- USD/CAD bounces off 2017 low amid fresh USD buying.
- S&P 500 Futures print mild losses, US Treasury yields pause two-day uptrend.
- Mixed sentiment concerning reflation fears and central bank actions join WTI pullback to favor the buyers.
USD/CAD picks up bids near 1.2100 during Tuesday’s Asian session. The Loonie pair refreshed the lowest levels since 2017, not to forget declining for the fourth consecutive day, the previous day.
Although the comparative advantage of the Bank of Canada’s (BOC) tapering backs the USD/CAD sellers, the pair’s latest bounce could be traced from the US dollar recovery amid market confusion. Friday’s optimism towards a sustained easy money policy from the US Federal Reserve (Fed), backed by Nonfarm Payrolls (NFP) debacle, couldn’t last long as traders seek confirmation. It’s worth mentioning that the US Fed policymakers flash mixed signals, with Dallas Fed President Robert Kaplan be the odd one favoring tapering, which in turn weighs on the market sentiment.
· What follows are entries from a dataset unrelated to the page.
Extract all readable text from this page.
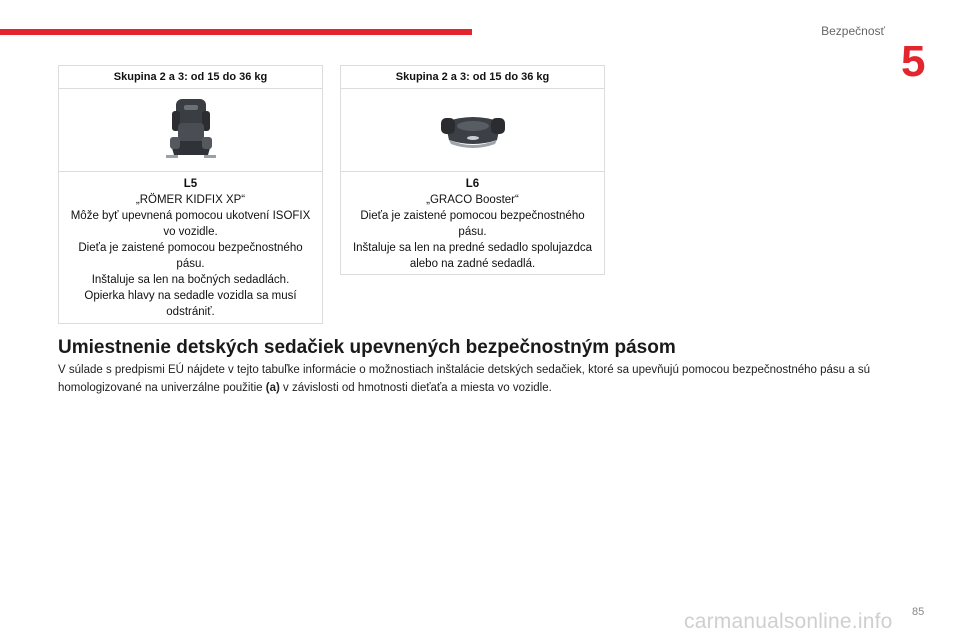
Bezpečnosť
5
Skupina 2 a 3: od 15 do 36 kg
L5
„RÖMER KIDFIX XP“
Môže byť upevnená pomocou ukotvení ISOFIX vo vozidle.
Dieťa je zaistené pomocou bezpečnostného pásu.
Inštaluje sa len na bočných sedadlách.
Opierka hlavy na sedadle vozidla sa musí odstrániť.
Skupina 2 a 3: od 15 do 36 kg
L6
„GRACO Booster“
Dieťa je zaistené pomocou bezpečnostného pásu.
Inštaluje sa len na predné sedadlo spolujazdca alebo na zadné sedadlá.
Umiestnenie detských sedačiek upevnených bezpečnostným pásom
V súlade s predpismi EÚ nájdete v tejto tabuľke informácie o možnostiach inštalácie detských sedačiek, ktoré sa upevňujú pomocou bezpečnostného pásu a sú homologizované na univerzálne použitie (a) v závislosti od hmotnosti dieťaťa a miesta vo vozidle.
85
carmanualsonline.info
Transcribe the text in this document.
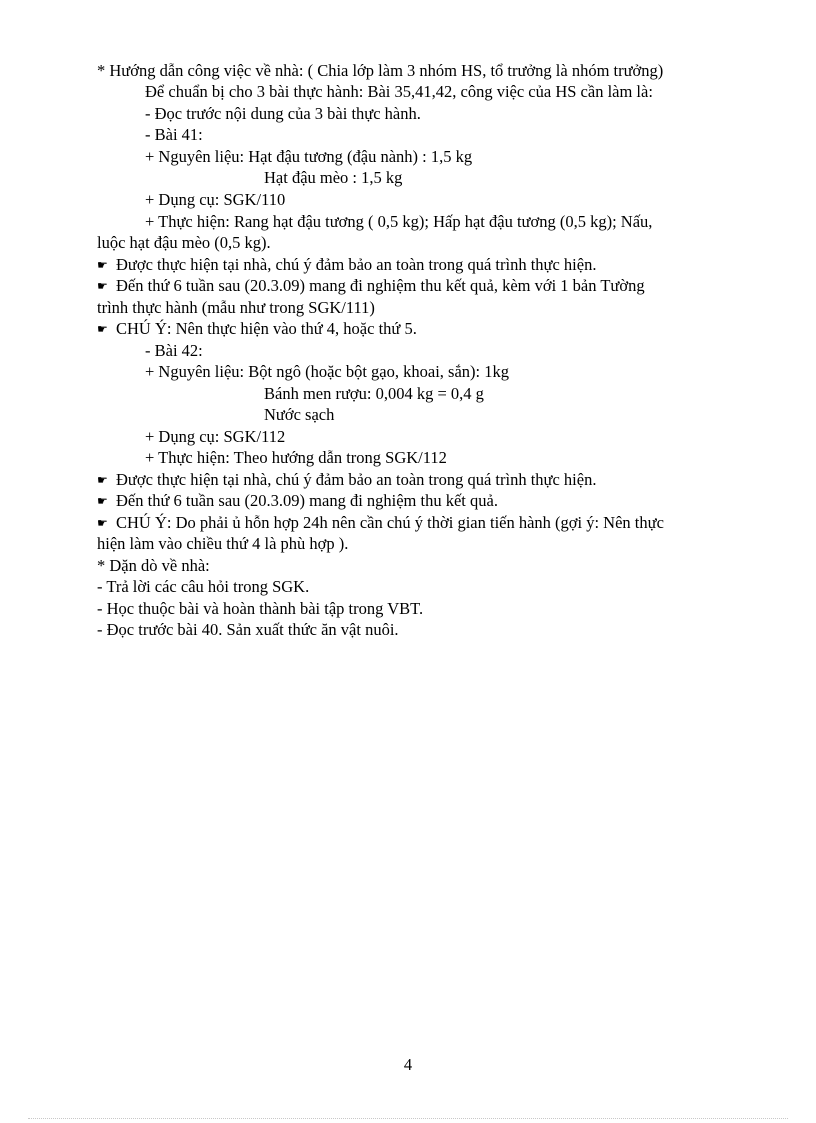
* Hướng dẫn công việc về nhà: ( Chia lớp làm 3 nhóm HS, tổ trưởng là nhóm trưởng)
Để chuẩn bị cho 3 bài thực hành: Bài 35,41,42, công việc của HS cần làm là:
- Đọc trước nội dung của 3 bài thực hành.
- Bài 41:
+ Nguyên liệu: Hạt đậu tương (đậu nành) : 1,5 kg
Hạt đậu mèo : 1,5 kg
+ Dụng cụ: SGK/110
+ Thực hiện: Rang hạt đậu tương ( 0,5 kg); Hấp hạt đậu tương (0,5 kg); Nấu,
luộc hạt đậu mèo (0,5 kg).
☛ Được thực hiện tại nhà, chú ý đảm bảo an toàn trong quá trình thực hiện.
☛ Đến thứ 6 tuần sau (20.3.09) mang đi nghiệm thu kết quả, kèm với 1 bản Tường
trình thực hành (mẫu như trong SGK/111)
☛ CHÚ Ý: Nên thực hiện vào thứ 4, hoặc thứ 5.
- Bài 42:
+ Nguyên liệu: Bột ngô (hoặc bột gạo, khoai, sắn): 1kg
Bánh men rượu: 0,004 kg = 0,4 g
Nước sạch
+ Dụng cụ: SGK/112
+ Thực hiện: Theo hướng dẫn trong SGK/112
☛ Được thực hiện tại nhà, chú ý đảm bảo an toàn trong quá trình thực hiện.
☛ Đến thứ 6 tuần sau (20.3.09) mang đi nghiệm thu kết quả.
☛ CHÚ Ý: Do phải ủ hỗn hợp 24h nên cần chú ý thời gian tiến hành (gợi ý: Nên thực
hiện làm vào chiều thứ 4 là phù hợp ).
* Dặn dò về nhà:
- Trả lời các câu hỏi trong SGK.
- Học thuộc bài và hoàn thành bài tập trong VBT.
- Đọc trước bài 40. Sản xuất thức ăn vật nuôi.
4
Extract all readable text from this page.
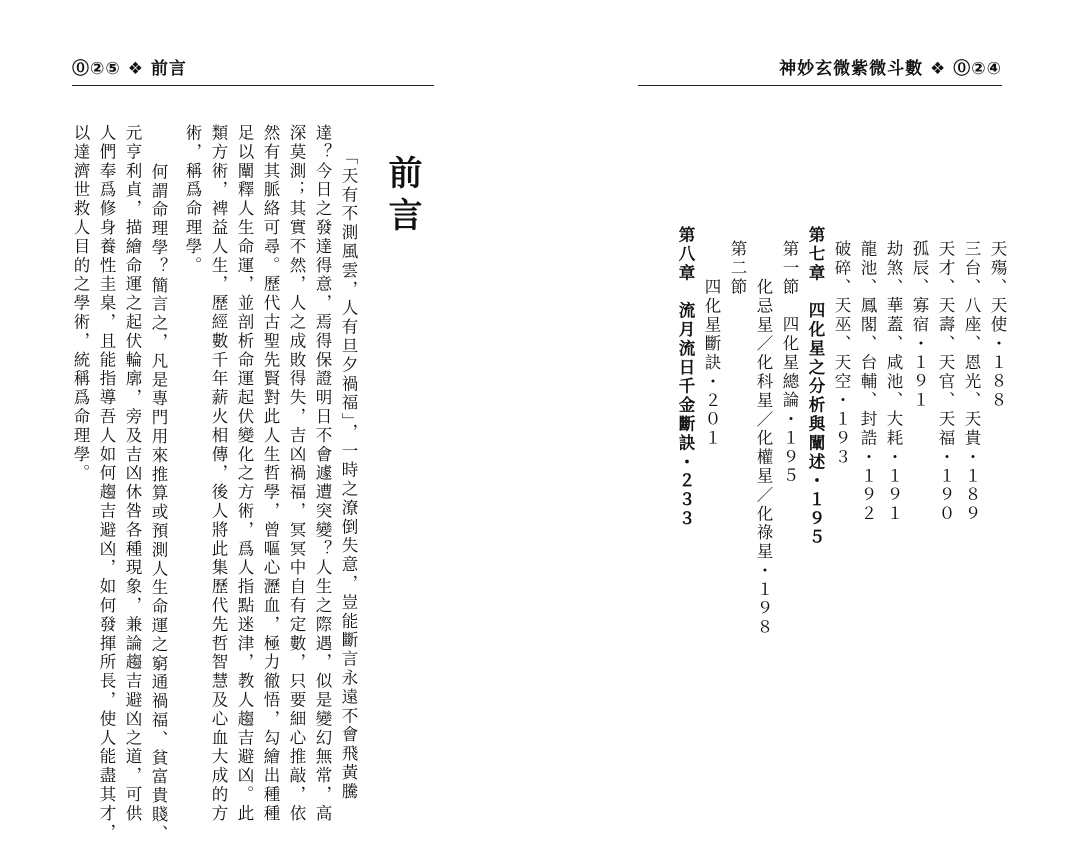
⓪②⑤ ❖ 前言
前言
「天有不測風雲，人有旦夕禍福」，一時之潦倒失意，豈能斷言永遠不會飛黃騰
達？今日之發達得意，焉得保證明日不會遽遭突變？人生之際遇，似是變幻無常，高
深莫測；其實不然，人之成敗得失，吉凶禍福，冥冥中自有定數，只要細心推敲，依
然有其脈絡可尋。歷代古聖先賢對此人生哲學，曾嘔心瀝血，極力徹悟，勾繪出種種
足以闡釋人生命運，並剖析命運起伏變化之方術，爲人指點迷津，教人趨吉避凶。此
類方術，裨益人生，歷經數千年薪火相傳，後人將此集歷代先哲智慧及心血大成的方
術，稱爲命理學。
　何謂命理學？簡言之，凡是專門用來推算或預測人生命運之窮通禍福、貧富貴賤、
元亨利貞，描繪命運之起伏輪廓，旁及吉凶休咎各種現象，兼論趨吉避凶之道，可供
人們奉爲修身養性圭臬，且能指導吾人如何趨吉避凶，如何發揮所長，使人能盡其才，
以達濟世救人目的之學術，統稱爲命理學。
神妙玄微紫微斗數 ❖ ⓪②④
天殤、天使・１８８
三台、八座、恩光、天貴・１８９
天才、天壽、天官、天福・１９０
孤辰、寡宿・１９１
劫煞、華蓋、咸池、大耗・１９１
龍池、鳳閣、台輔、封誥・１９２
破碎、天巫、天空・１９３
第七章　四化星之分析與闡述・１９５
第一節　四化星總論・１９５
化忌星／化科星／化權星／化祿星・１９８
第二節
四化星斷訣・２０１
第八章　流月流日千金斷訣・２３３
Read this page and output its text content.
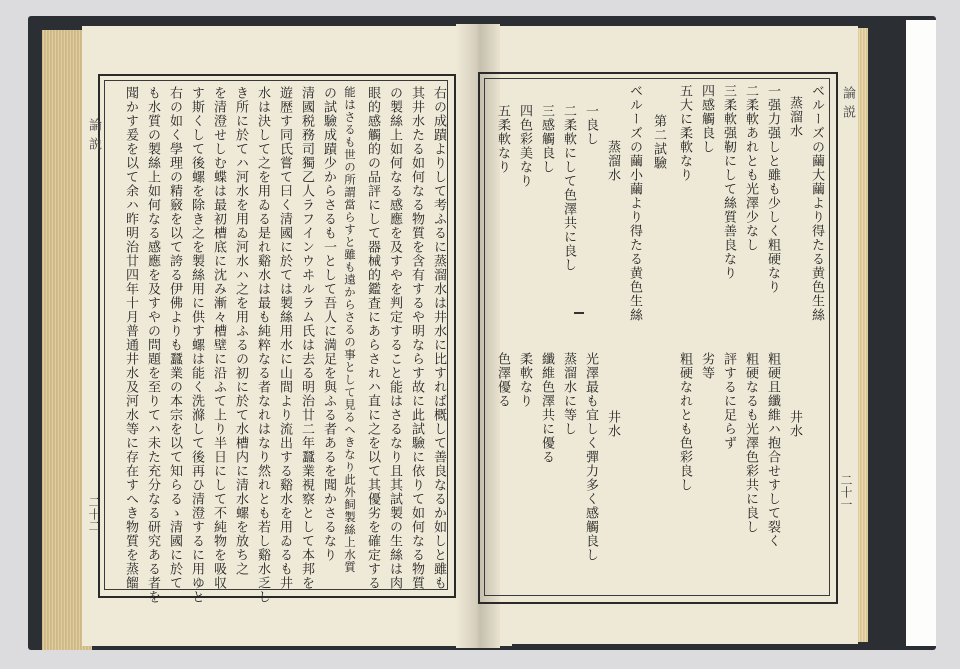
論説
二十二
論説
二十一
右の成蹟よりして考ふるに蒸溜水は井水に比すれば概して善良なるか如しと雖も
其井水たる如何なる物質を含有するや明ならす故に此試驗に依りて如何なる物質
の製絲上如何なる感應を及すやを判定すること能はさるなり且其試製の生絲は肉
眼的感觸的の品評にして器械的鑑査にあらされハ直に之を以て其優劣を確定する
能はさるも世の所謂當らすと雖も遠からさるの事として見るへきなり此外飼製絲上水質
の試驗成蹟少からさるも一として吾人に満足を與ふる者あるを聞かさるなり
清國税務司獨乙人ラフインウヰルラム氏は去る明治廿二年蠶業視察として本邦を
遊歴す同氏嘗て曰く清國に於ては製絲用水に山間より流出する谿水を用ゐるも井
水は決して之を用ゐる是れ谿水は最も純粹なる者なれはなり然れとも若し谿水乏し
き所に於てハ河水を用ゐ河水ハ之を用ふるの初に於て水槽内に清水螺を放ち之
を清澄せしむ蝶は最初槽底に沈み漸々槽壁に沿ふて上り半日にして不純物を吸収
す斯くして後螺を除き之を製絲用に供す螺は能く洗滌して後再ひ清澄するに用ゆと
右の如く學理の精竅を以て誇る伊佛よりも蠶業の本宗を以て知らるゝ清國に於て
も水質の製絲上如何なる感應を及すやの問題を至りてハ未た充分なる研究ある者を
聞かす爰を以て余ハ昨明治廿四年十月普通井水及河水等に存在すへき物質を蒸餾	ベルーズの繭大繭より得たる黄色生絲
蒸溜水
一强力强しと雖も少しく粗硬なり
二柔軟あれとも光澤少なし
三柔軟强靭にして絲質善良なり
四感觸良し
五大に柔軟なり
第二試驗
ベルーズの繭小繭より得たる黄色生絲
蒸溜水
一良し
二柔軟にして色澤共に良し
三感觸良し
四色彩美なり
五柔軟なり
井水
粗硬且纖維ハ抱合せすして裂く
粗硬なるも光澤色彩共に良し
評するに足らず
劣等
粗硬なれとも色彩良し
井水
光澤最も宜しく彈力多く感觸良し
蒸溜水に等し
纖維色澤共に優る
柔軟なり
色澤優る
As a result, S&P 500 Futures track Wall Street’s losses while declining 0.11% by the press time. Further, the US 10-year Treasury yields ease around 1.60% after rising for the last two consecutive days. The risk-off mood favors the US dollar index (DXY) extend the previous day’s bounce off 10-week low marked on Friday.
Also, receding fears of the oil supply halt, due to the cyberattack on the US Colonial Pipeline, add to the USD/CAD upside moves as crude oil is Canada’s biggest export item.
That said, USD/CAD isn’t out of the woods as traders remain cautious ahead of Wednesday’s US inflation data and any disappointment from the same needs to be backed by the Fed policymakers to convince the pair buyers. Alternatively, a surprise slowdown in the Canadian covid jabbing and/or geopolitical risks could help the USD/CAD prices.
Unless crossing a downward sloping trend line from September 2020 and 2018’s yearly low, around 1.2250-45, USD/CAD sellers may not refrain from attacking the 1.2000 psychological magnet.